Мерседес решила держать свои эмоции при себе. Обещание будущей встречи словно делало ее более вероятной. За эти недели они не расставались ни на миг, ни днем, ни ночью. Даже сестры не были бы так близки.
Глава двадцать седьмая
В Гранаде Конча продолжала управлять «Бочкой». Недели тянулись невыносимо медленно, но работа в кафе занимала все ее время. Однообразный механический труд стал ее единственным занятием с тех пор, как она перестала навещать Пабло в тюрьме. В первые месяцы после его ареста Конча ездила к мужу так часто, как могла, но война продолжалась, путешествовать становилось все труднее и труднее. На дорогах было небезопасно, она постоянно боялась, что ее арестуют, к тому же путешествия не лучшим образом отражались на ее здоровье. Две недели назад Пабло заставил жену пообещать, что больше она не будет приезжать.
Они стояли и смотрели друг на друга через двойные металлические решетки в полутьме. Расстояние между ними исключало любые разговоры, они только смогли прокричать несколько слов, пытаясь перекрыть шум, стоящий в помещении. Не было и речи о том, чтобы делиться какими-нибудь секретами или страхами, поскольку поблизости стояли надзиратели. С каждым своим визитом Конча замечала, как сдает ее муж, хотя через решетки она не могла разглядеть, как серьезно он на самом деле болен. Но это было даже к лучшему.
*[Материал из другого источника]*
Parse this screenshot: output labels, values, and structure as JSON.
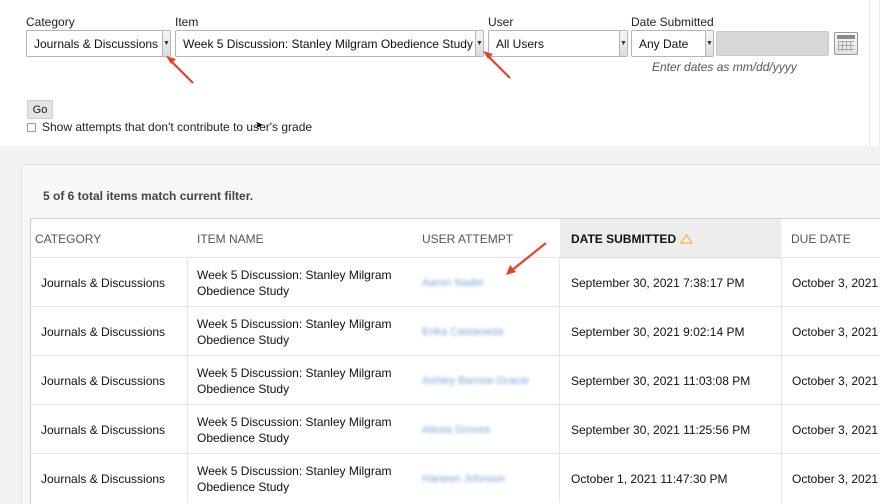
{
  "filters": {
    "category": {
      "label": "Category",
      "value": "Journals & Discussions"
    },
    "item": {
      "label": "Item",
      "value": "Week 5 Discussion: Stanley Milgram Obedience Study"
    },
    "user": {
      "label": "User",
      "value": "All Users"
    },
    "date": {
      "label": "Date Submitted",
      "value": "Any Date",
      "hint": "Enter dates as mm/dd/yyyy"
    },
    "go_label": "Go",
    "show_attempts_label": "Show attempts that don't contribute to user's grade"
  },
  "results": {
    "count_text": "5 of 6 total items match current filter.",
    "columns": [
      "CATEGORY",
      "ITEM NAME",
      "USER ATTEMPT",
      "DATE SUBMITTED",
      "DUE DATE"
    ],
    "rows": [
      {
        "category": "Journals & Discussions",
        "item_line1": "Week 5 Discussion: Stanley Milgram",
        "item_line2": "Obedience Study",
        "user": "Aaron Nadel",
        "date": "September 30, 2021 7:38:17 PM",
        "due": "October 3, 2021"
      },
      {
        "category": "Journals & Discussions",
        "item_line1": "Week 5 Discussion: Stanley Milgram",
        "item_line2": "Obedience Study",
        "user": "Erika Castaneda",
        "date": "September 30, 2021 9:02:14 PM",
        "due": "October 3, 2021"
      },
      {
        "category": "Journals & Discussions",
        "item_line1": "Week 5 Discussion: Stanley Milgram",
        "item_line2": "Obedience Study",
        "user": "Ashley Barrow-Gracie",
        "date": "September 30, 2021 11:03:08 PM",
        "due": "October 3, 2021"
      },
      {
        "category": "Journals & Discussions",
        "item_line1": "Week 5 Discussion: Stanley Milgram",
        "item_line2": "Obedience Study",
        "user": "Alexia Groves",
        "date": "September 30, 2021 11:25:56 PM",
        "due": "October 3, 2021"
      },
      {
        "category": "Journals & Discussions",
        "item_line1": "Week 5 Discussion: Stanley Milgram",
        "item_line2": "Obedience Study",
        "user": "Haneen Johnson",
        "date": "October 1, 2021 11:47:30 PM",
        "due": "October 3, 2021"
      }
    ]
  },
  "icons": {
    "calendar": "calendar-icon",
    "sort": "sort-ascending-icon",
    "annotation": "red-arrow"
  },
  "colors": {
    "annotation_arrow": "#e8402a",
    "sort_triangle": "#e8b84a",
    "blurred_link": "#7aa7d6"
  }
}
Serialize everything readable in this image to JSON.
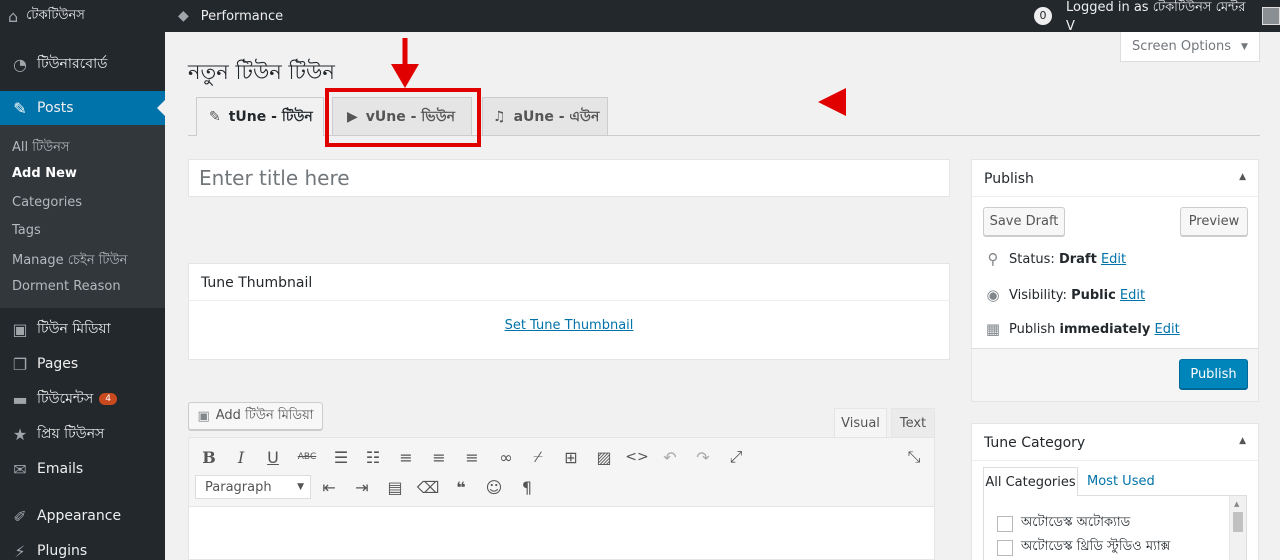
{
  "admin_bar": {
    "site_name": "টেকটিউনস",
    "performance": "Performance",
    "comments_count": "0",
    "logged_in": "Logged in as টেকটিউনস মেন্টর V"
  },
  "sidebar": {
    "dashboard": "টিউনারবোর্ড",
    "posts": "Posts",
    "submenu": [
      "All টিউনস",
      "Add New",
      "Categories",
      "Tags",
      "Manage চেইন টিউন",
      "Dorment Reason"
    ],
    "media": "টিউন মিডিয়া",
    "pages": "Pages",
    "comments": "টিউমেন্টস",
    "comments_badge": "4",
    "favorites": "প্রিয় টিউনস",
    "emails": "Emails",
    "appearance": "Appearance",
    "plugins": "Plugins"
  },
  "screen_options": "Screen Options",
  "page_title": "নতুন টিউন টিউন",
  "tabs": [
    {
      "label": "tUne - টিউন",
      "icon": "pin-icon"
    },
    {
      "label": "vUne - ভিউন",
      "icon": "video-icon"
    },
    {
      "label": "aUne - এউন",
      "icon": "music-icon"
    }
  ],
  "title_placeholder": "Enter title here",
  "thumbnail": {
    "heading": "Tune Thumbnail",
    "link": "Set Tune Thumbnail"
  },
  "editor": {
    "add_media": "Add টিউন মিডিয়া",
    "visual_tab": "Visual",
    "text_tab": "Text",
    "format_select": "Paragraph"
  },
  "publish": {
    "heading": "Publish",
    "save_draft": "Save Draft",
    "preview": "Preview",
    "status_label": "Status:",
    "status_value": "Draft",
    "visibility_label": "Visibility:",
    "visibility_value": "Public",
    "publish_label": "Publish",
    "publish_value": "immediately",
    "edit": "Edit",
    "publish_button": "Publish"
  },
  "tune_category": {
    "heading": "Tune Category",
    "tab_all": "All Categories",
    "tab_used": "Most Used",
    "items": [
      "অটোডেস্ক অটোক্যাড",
      "অটোডেস্ক থ্রিডি স্টুডিও ম্যাক্স"
    ]
  },
  "colors": {
    "admin_bg": "#23282d",
    "accent": "#0073aa",
    "annotation_red": "#e00000"
  }
}
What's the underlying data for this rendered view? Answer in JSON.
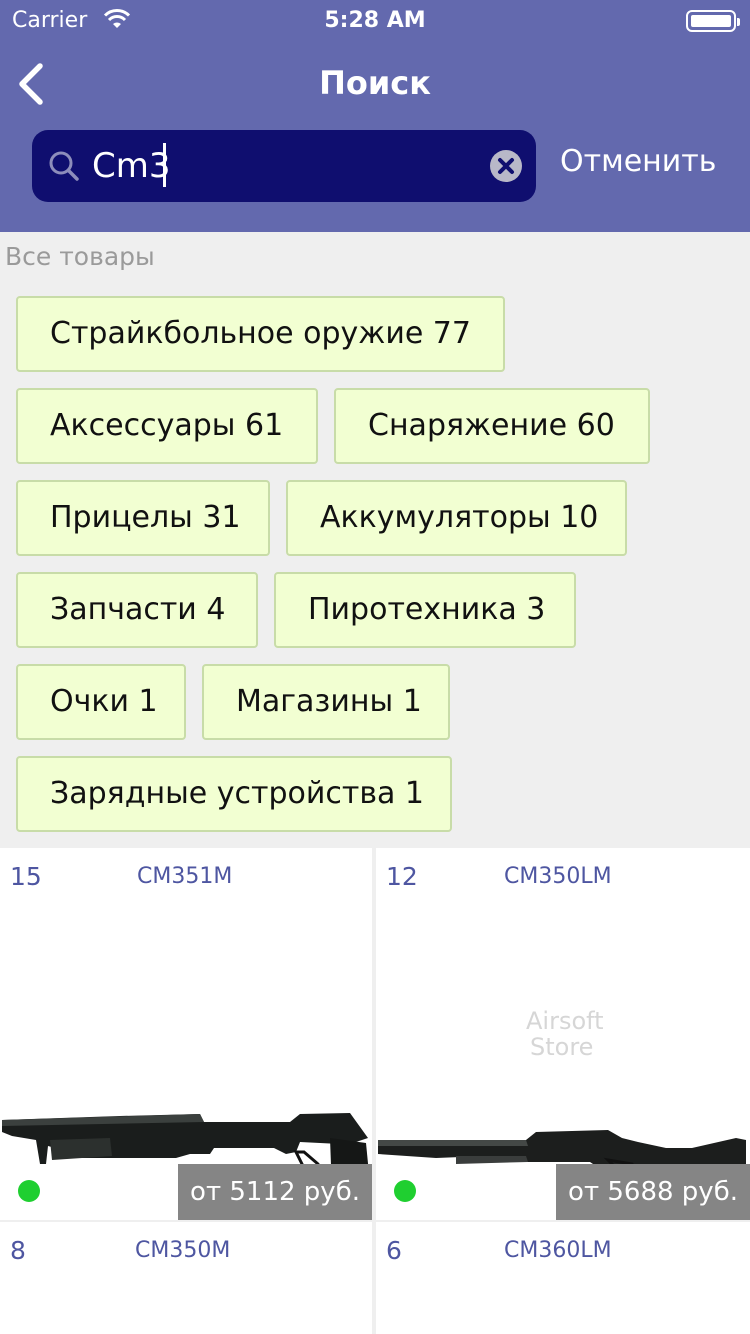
{
  "status_bar": {
    "carrier": "Carrier",
    "time": "5:28 AM"
  },
  "nav": {
    "title": "Поиск"
  },
  "search": {
    "value": "Cm3",
    "cancel_label": "Отменить"
  },
  "categories": {
    "label": "Все товары",
    "items": [
      {
        "label": "Страйкбольное оружие 77"
      },
      {
        "label": "Аксессуары 61"
      },
      {
        "label": "Снаряжение 60"
      },
      {
        "label": "Прицелы 31"
      },
      {
        "label": "Аккумуляторы 10"
      },
      {
        "label": "Запчасти 4"
      },
      {
        "label": "Пиротехника 3"
      },
      {
        "label": "Очки 1"
      },
      {
        "label": "Магазины 1"
      },
      {
        "label": "Зарядные устройства 1"
      }
    ]
  },
  "products": [
    {
      "count": "15",
      "code": "CM351M",
      "price": "от 5112 руб.",
      "in_stock": true,
      "image": "shotgun-pistol-grip-image"
    },
    {
      "count": "12",
      "code": "CM350LM",
      "price": "от 5688 руб.",
      "in_stock": true,
      "image": "shotgun-stock-image",
      "watermark": [
        "Airsoft",
        "Store"
      ]
    },
    {
      "count": "8",
      "code": "CM350M"
    },
    {
      "count": "6",
      "code": "CM360LM"
    }
  ],
  "colors": {
    "header": "#6369ae",
    "search_bg": "#0f0e6f",
    "chip_bg": "#f2ffd2",
    "accent_text": "#4e56a1",
    "in_stock_dot": "#1fcf30"
  }
}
— Кто-то должен оставаться сильным, дорогая, — заметил Пабло; Конча с трудом расслышала его слова.
— Но в тюрьме должна была оказаться я, — ответила она.
— Не говори так, — побранил ее Пабло. — Лучше я буду сидеть в тюрьме, чем ты гнить в этом ужасном месте.
Все знали, что происходит в женских тюрьмах, Пабло был готов уберечь свою жену любой ценой. Женщин брили и обрабатывали касторовым маслом, часто насиловали и клеймили. Ни один мужчина не позволил бы, чтобы его жена прошла через подобные унижения. Пабло никогда не жалел о своем выборе.
— Прошу тебя, не приезжай больше, — умолял он. — Эти поездки не идут тебе на пользу.
— Но как же передачи?
— Я выживу, — заверил он.
Пабло не хотел расстраивать жену рассказами о том, насколько мало обычно остается от этих передач после того, как надзиратели проверят их содержимое и передадут оставшееся заключенным. Он понимал, чего стоит Конче собрать эти передачи с едой и табаком. Лучше он не будет ее разочаровывать.
Конча прекратила ездить к мужу, но ее беспрестанно грызло чувство вины. На его месте легко могла оказаться она сама, эта мысль ни на минуту не давала ей покоя. Она старалась не думать о том, что происходит с Пабло в этой холодной, голодной тюрьме — злостью и отчаянием ситуацию не изменишь.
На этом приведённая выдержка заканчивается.